It is said that on Yellow Bear Mountain in Fujian Province there once lived a family of three--a grandfather and his two grandchildren. The oldest child, a boy named Zhang Gen, spent his days plowing and hunting with his grandfather. An adopted girl, Mei Zai, helped out with chores at home, as was the custom. When the grandfather reached the age of seventy-one, he came down with a sickness from which he did not recover. Zhang Gen took over all the farming and hunting duties while Mei Zai cared for the grandfather.
Before she died, Zhang Gen's mother had adopted Mei Zai with the hope that the orphaned girl would one day marry Zhang Gen, as was also the custom. And so, to comfort Grandfather, Zhang Gen and Mei Zai promised the old man that they would wed at the beginning of the next year.
However, it is said that "heaven has unpredictable winds and clouds, and humans have misfortunes on New Year's Eve," and it was on this particular New Year's Eve that the water buffalo demon appeared on Yellow Bear Mountain. The water buffalo demon had the horned head of a water buffalo and the body of a man. As if his fearsome appearance weren't enough, the water buffalo demon was also a master of black magic. Wherever he went in the human world, floods and fires followed.
Not long after New Year's Day, this monster saw Zhang Gen leave home to go hunting and Mei Zai standing in the doorway, bidding him farewell. He then walked up to the door after Mei Zai had closed it and rapped loudly. She opened the door a crack to behold this hideous creature.
"Marry me, and you shall have all the gold you could possibly want for the rest of your life!" he said, pushing the door farther open.

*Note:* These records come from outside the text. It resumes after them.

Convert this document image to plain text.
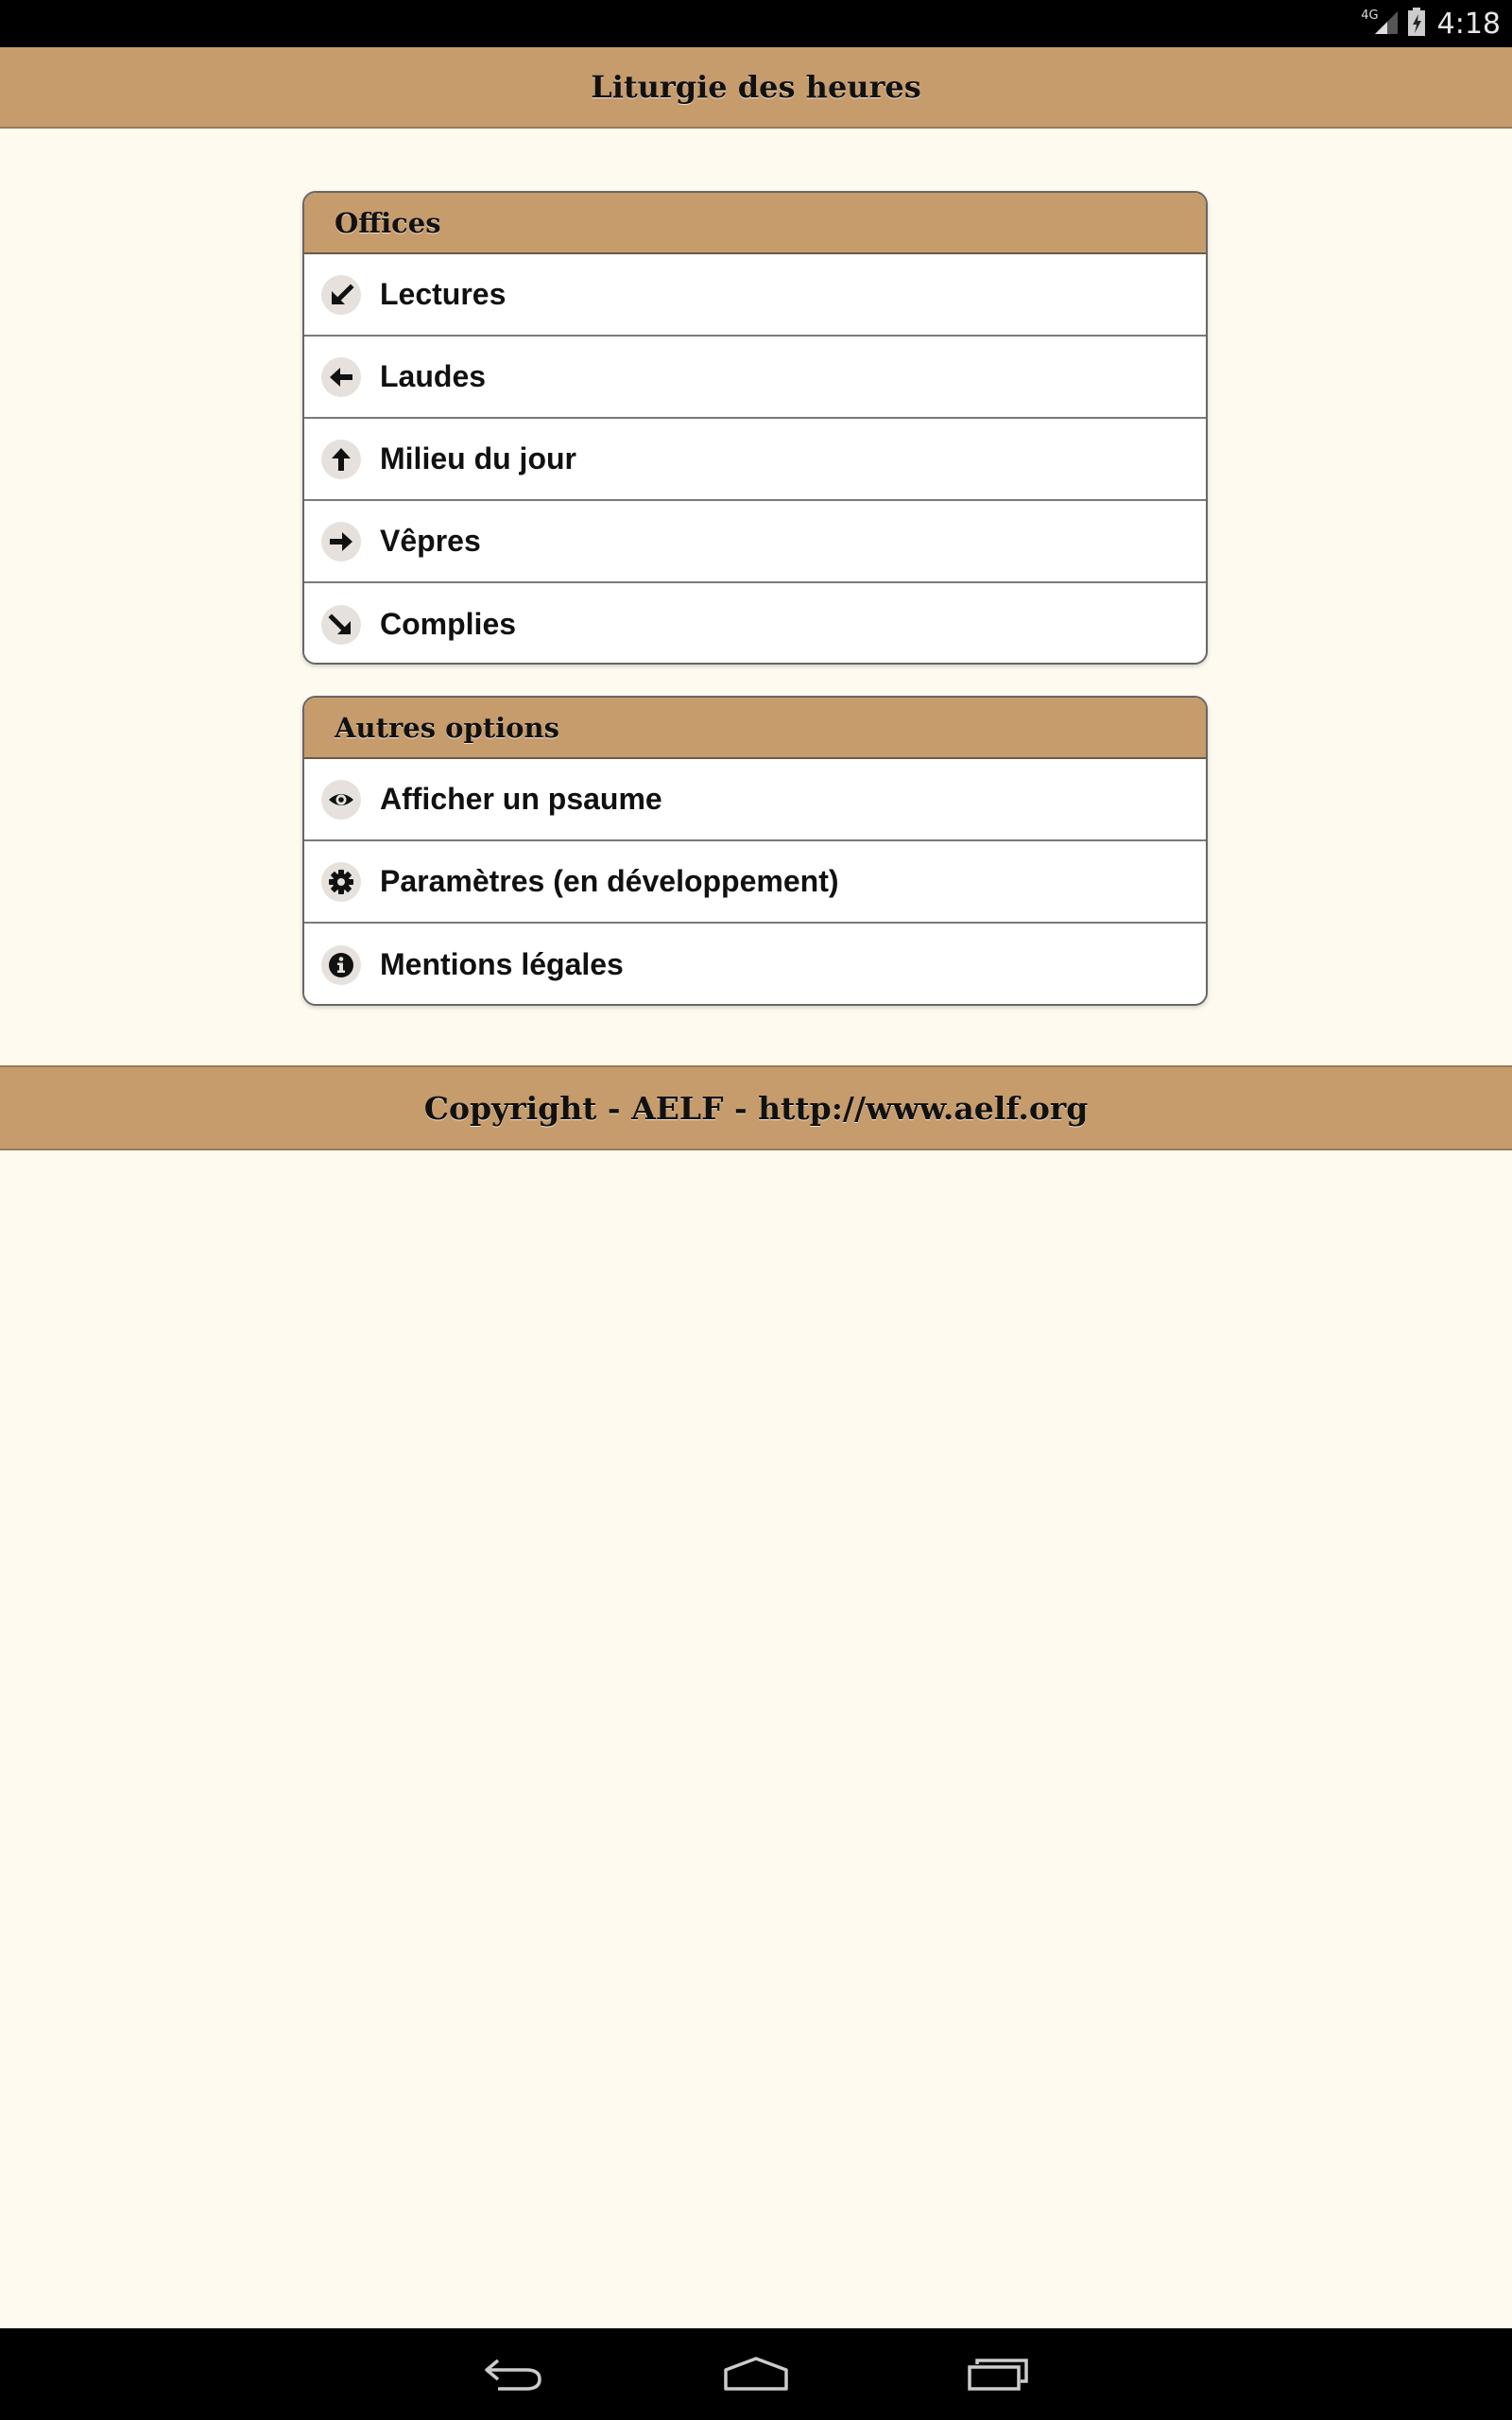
4G 4:18
Liturgie des heures
Offices
Lectures
Laudes
Milieu du jour
Vêpres
Complies
Autres options
Afficher un psaume
Paramètres (en développement)
Mentions légales
Copyright - AELF - http://www.aelf.org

The frightened young woman grabbed her broom and pushed the water buffalo demon away before slamming the door shut.
Not used to being rebuffed, the demon then sought out Zhang Gen.
"Let me have Mei Zai, and you shall then have all the grain you can eat, all the silk you can wear, and all the gold and silver you can carry," he told the young hunter.
Enraged, Zhang Gen chased the demon away with his hoe.
Turning his head as he fled, the water buffalo demon said, "You've got three days to think over my offer. If the answer is no, you'll all die!"
Three days came and passed without incident, so once again, Zhang Gen went up the mountain, this time to do some woodcutting. While he was chopping away, he smelled smoke and noticed a huge pillar of black smoke rising downhill. He rushed down the mountain with his axe, encountering more and more dense smoke and, soon, flames. Hacking a clearing for himself, he made it out of the forest only to see his cottage totally enveloped in flames. His beloved Mei Zai and Grandfather had been inside and had not been able to make it out alive.
With fire of his own in his eyes now, Zhang Gen grabbed his axe and sought out the being responsible, the water buffalo demon. He darted back into the smoking forest. He ran and tumbled through the burning embers until his own clothes had been seared and torn and, now, smoking. He found the water buffalo demon by the village pond, refreshing himself.
Zhang Gen crept up behind the demon and cut him in half lengthwise. The two halves of the water buffalo demon fell upon the ground, and the demon stirred no more.
All the blood the demon lost that day stained the soil, and this explains why the soil of Yellow Bear Mountain is red to this day.
As strange as all these things were, an even stranger thing then happened: half of the water buffalo demon turned into a stone in the shape of a water buffalo, while the other half eventually decayed into bones and then dust. So well versed in magic had been the demon that its soul came back time and time again to plague the people of the mountain with floods and fires. Years later, after Zhang Gen was no longer around, a mysterious three-legged deer appeared on the mountain. Whenever the demon's spirit was about to start a fire or unleash a flood, the deer would emit a piercing shriek that could alert the entire village and allow everyone to move to safety. The people of the mountain were sure that Heaven had taken pity on them and then sent them the spirit of Zhang Gen in the form of the deer to protect them from the soul of the evil water buffalo demon.
Chen & Wang, p. 462-466
The odious and malevolent creature of this grim story is not the beloved family water buffalo of southeastern Chinese farming families. The minotaur-like creature here embodies other qualities of the buffalo or ox--raw male power and energy--making it resemble the legendary creatures of Western folktales and mythology. The demon in this story could even be an embodiment of the relentless, brutal and impersonal power of nature with which farmers all over the world must contend. Motifs: B23.1, "Minotaur"; B184.4, "Magic deer"; and E162.5, "Reincarnation as deer."